JupiterOne groups compliance gaps and non-informational rule alerts in a class called Problems. This concept enables you to see all your issues grouped together, making it easier to focus on what problems you must resolve in your environment.
When a problem is detected, J1 automatically builds a relationship between the
Problem asset, and the assets that have contributed to the detection of the problem. Assets in the J1 graph have a red dot next to them if a relationship to a problem exists.

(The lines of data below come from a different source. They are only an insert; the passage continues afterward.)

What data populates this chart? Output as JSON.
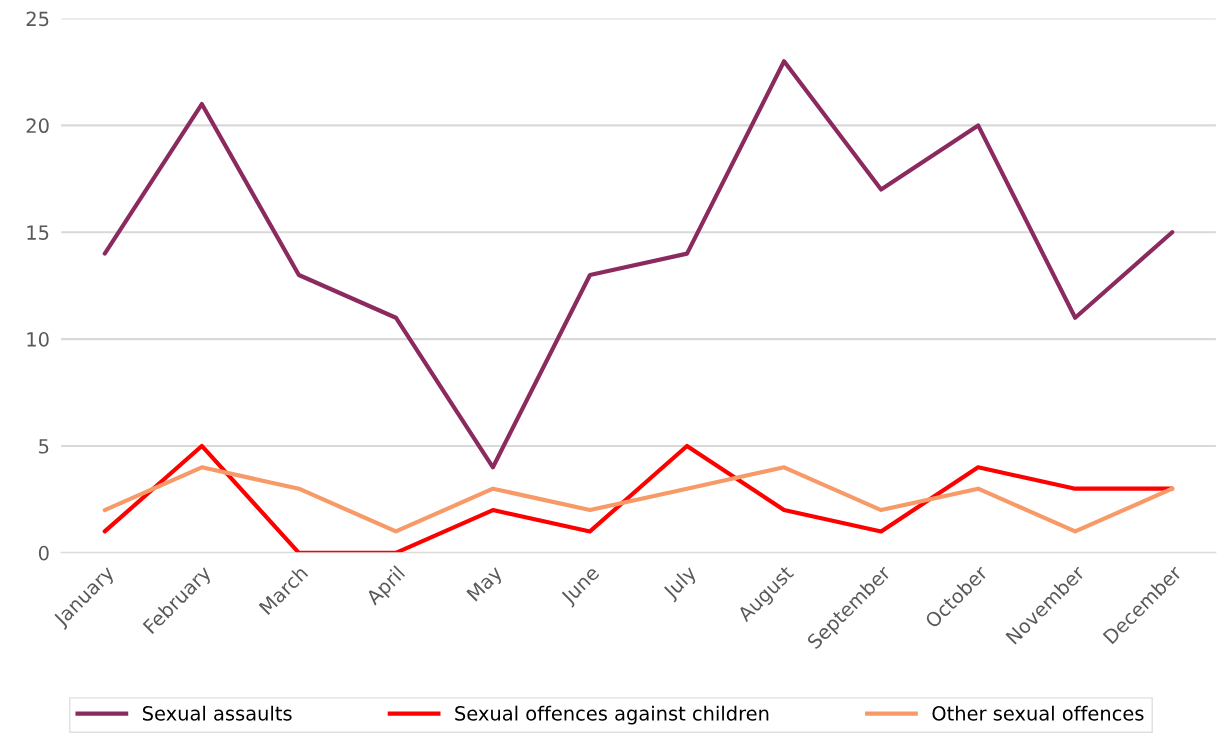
{
  "chart_data": {
    "type": "line",
    "categories": [
      "January",
      "February",
      "March",
      "April",
      "May",
      "June",
      "July",
      "August",
      "September",
      "October",
      "November",
      "December"
    ],
    "series": [
      {
        "name": "Sexual assaults",
        "color": "#8b2a5f",
        "values": [
          14,
          21,
          13,
          11,
          4,
          13,
          14,
          23,
          17,
          20,
          11,
          15
        ]
      },
      {
        "name": "Sexual offences against children",
        "color": "#ff0000",
        "values": [
          1,
          5,
          0,
          0,
          2,
          1,
          5,
          2,
          1,
          4,
          3,
          3
        ]
      },
      {
        "name": "Other sexual offences",
        "color": "#f79a68",
        "values": [
          2,
          4,
          3,
          1,
          3,
          2,
          3,
          4,
          2,
          3,
          1,
          3
        ]
      }
    ],
    "ylim": [
      0,
      25
    ],
    "yticks": [
      0,
      5,
      10,
      15,
      20,
      25
    ],
    "grid": "y",
    "legend": "bottom",
    "marker": "none",
    "line_style": "solid"
  }
}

This behavior is only supported when queries executed to detect problems are capable of returning references to affected entities (queries that do not use the
UNIQUE keyword to receive deduplicated rows or perform aggregations).
Click the red dot to see the menu, and click the blue i icon to open the information panel to the right.
Click any of the problems to go to the compliance gap or rule alert to learn more about the specific problem.
You ask questions like "How many open compliance gaps do I have?" with a query such as:
find jupiterone_compliance_gap as gap return count(gap). Your J1QL query results also depict problems with a red dot to the left of the issue.
You can also run a query to determine how many compliance frameworks have an open compliance gap by using:
find unique Standard that has (compliance_section) that has compliance_requirement that violates << jupiterone_compliance_gap return count(Standard).
To know which critical assets related to compliance gaps may need remediation, you can run queries such as:
find #CriticalAsset that has jupiterone_compliance_gap as shown in this example:
Problems as a KPI
In J1, on your landing page, the number of problems in your environment is a Key Progress Indicator (KPI) for the status of your cloud security posture.
Click any of the KPIs to see more information. J1 recommends that you import the compliance gaps alert rules pack in J1 Alerts.